Will my name become public if I file a civil lawsuit
Not if we file a motion to proceed under pseudonym at the start. Georgia courts regularly allow sexual assault plaintiffs to appear as Jane Doe or John Doe. Doe v. Hall and MARTA v. Doe both confirm that authority. We add protective orders to shield the details of your testimony and depositions. Your workplace, address, family, anything that could identify you is protected.
How long do I have to file a claim in Georgia
The baseline statute of limitations for personal injury in Georgia is two years (O.C.G.A. § 9-3-33). Childhood sexual abuse gets extended time under O.C.G.A. § 9-3-33.1: until the plaintiff turns 23, or within two years of delayed discovery. Claims against the City of Atlanta, MARTA, counties, or state agencies have separate ante litem notice deadlines: six months under O.C.G.A. § 36-33-5 for the City and MARTA, twelve under O.C.G.A. § 36-11-1 for counties and the state. Some of these deadlines run out in six months.
Can I sue Uber or Lyft if my driver assaulted me
Yes.

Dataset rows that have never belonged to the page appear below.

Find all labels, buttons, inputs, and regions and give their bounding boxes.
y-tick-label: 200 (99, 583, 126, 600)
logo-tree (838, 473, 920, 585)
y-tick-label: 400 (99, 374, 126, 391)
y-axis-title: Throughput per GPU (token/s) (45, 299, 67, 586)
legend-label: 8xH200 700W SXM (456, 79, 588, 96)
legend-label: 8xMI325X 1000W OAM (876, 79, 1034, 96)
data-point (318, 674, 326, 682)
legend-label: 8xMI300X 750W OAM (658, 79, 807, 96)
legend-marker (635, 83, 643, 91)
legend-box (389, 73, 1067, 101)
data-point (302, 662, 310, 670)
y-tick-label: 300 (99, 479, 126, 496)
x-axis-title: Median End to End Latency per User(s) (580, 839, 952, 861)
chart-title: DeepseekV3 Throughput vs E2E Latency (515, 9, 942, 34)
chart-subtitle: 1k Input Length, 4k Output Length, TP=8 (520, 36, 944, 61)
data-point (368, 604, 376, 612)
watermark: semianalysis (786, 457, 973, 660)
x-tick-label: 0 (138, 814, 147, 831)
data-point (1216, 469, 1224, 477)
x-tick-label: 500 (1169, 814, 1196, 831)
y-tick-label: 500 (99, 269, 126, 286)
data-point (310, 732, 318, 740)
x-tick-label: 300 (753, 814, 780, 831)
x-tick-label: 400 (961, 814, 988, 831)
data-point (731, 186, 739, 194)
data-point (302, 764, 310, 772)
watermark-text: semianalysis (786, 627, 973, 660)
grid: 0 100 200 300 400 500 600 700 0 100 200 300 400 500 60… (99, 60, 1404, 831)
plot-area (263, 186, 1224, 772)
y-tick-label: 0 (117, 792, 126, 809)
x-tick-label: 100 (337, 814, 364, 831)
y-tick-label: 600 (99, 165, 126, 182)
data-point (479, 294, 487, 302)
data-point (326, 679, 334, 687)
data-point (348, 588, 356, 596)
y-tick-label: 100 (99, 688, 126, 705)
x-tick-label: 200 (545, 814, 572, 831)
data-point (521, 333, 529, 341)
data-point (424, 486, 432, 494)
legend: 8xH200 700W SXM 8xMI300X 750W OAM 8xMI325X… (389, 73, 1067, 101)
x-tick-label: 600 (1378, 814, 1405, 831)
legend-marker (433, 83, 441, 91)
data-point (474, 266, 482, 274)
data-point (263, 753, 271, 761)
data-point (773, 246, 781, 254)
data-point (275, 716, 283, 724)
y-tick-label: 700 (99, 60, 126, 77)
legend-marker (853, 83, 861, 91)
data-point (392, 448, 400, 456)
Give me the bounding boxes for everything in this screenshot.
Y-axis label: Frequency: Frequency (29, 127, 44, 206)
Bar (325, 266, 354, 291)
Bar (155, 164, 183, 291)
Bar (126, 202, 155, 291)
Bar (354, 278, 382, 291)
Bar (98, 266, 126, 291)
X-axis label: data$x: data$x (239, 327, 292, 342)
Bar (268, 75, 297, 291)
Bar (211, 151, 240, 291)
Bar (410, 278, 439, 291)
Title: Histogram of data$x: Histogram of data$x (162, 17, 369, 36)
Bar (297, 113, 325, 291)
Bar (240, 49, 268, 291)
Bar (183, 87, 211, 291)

Rideshare companies face civil liability for negligent background checks, ignoring prior rider complaints, and policies that created the conditions for an attack. Beyond a claim against the driver, we pursue the corporation, which is where the real insurance sits. That takes a legal team that knows the internal workings of Uber and Lyft: complaint intake, matching algorithms, and driver termination practices.
What if the assault happened years ago, when I was a child
Your case may still be viable. O.C.G.A. § 9-3-33.1 gives survivors of childhood sexual abuse extended time: until age 23, or within two years of when you learned (or should have learned) that what happened was abuse. We've consulted clients who came to terms with what happened at 30, 40 or 50, often only after starting therapy. When the defendant is an institution (church, school, sports club or scouting organization) and leadership knew or should have known about the risk, a case can be built decades later.
What happens if the prosecutor declines to file criminal charges
Not a problem for your civil case. Prosecutors decide charges based on whether they can prove guilt beyond a reasonable doubt. Our standard is preponderance of the evidence, about 51 percent. Honestly, plenty of our biggest recoveries have come in cases the DA passed on. Missing criminal charges doesn't reduce your right to recover.
What does it cost to hire you
Nothing until we win. We work on a contingency fee. You pay us no fee unless we recover a verdict or settlement for you. The consultation is free and confidential. Our fee is a percentage of the recovery, agreed upon in writing up front. If we recover nothing, you owe us nothing.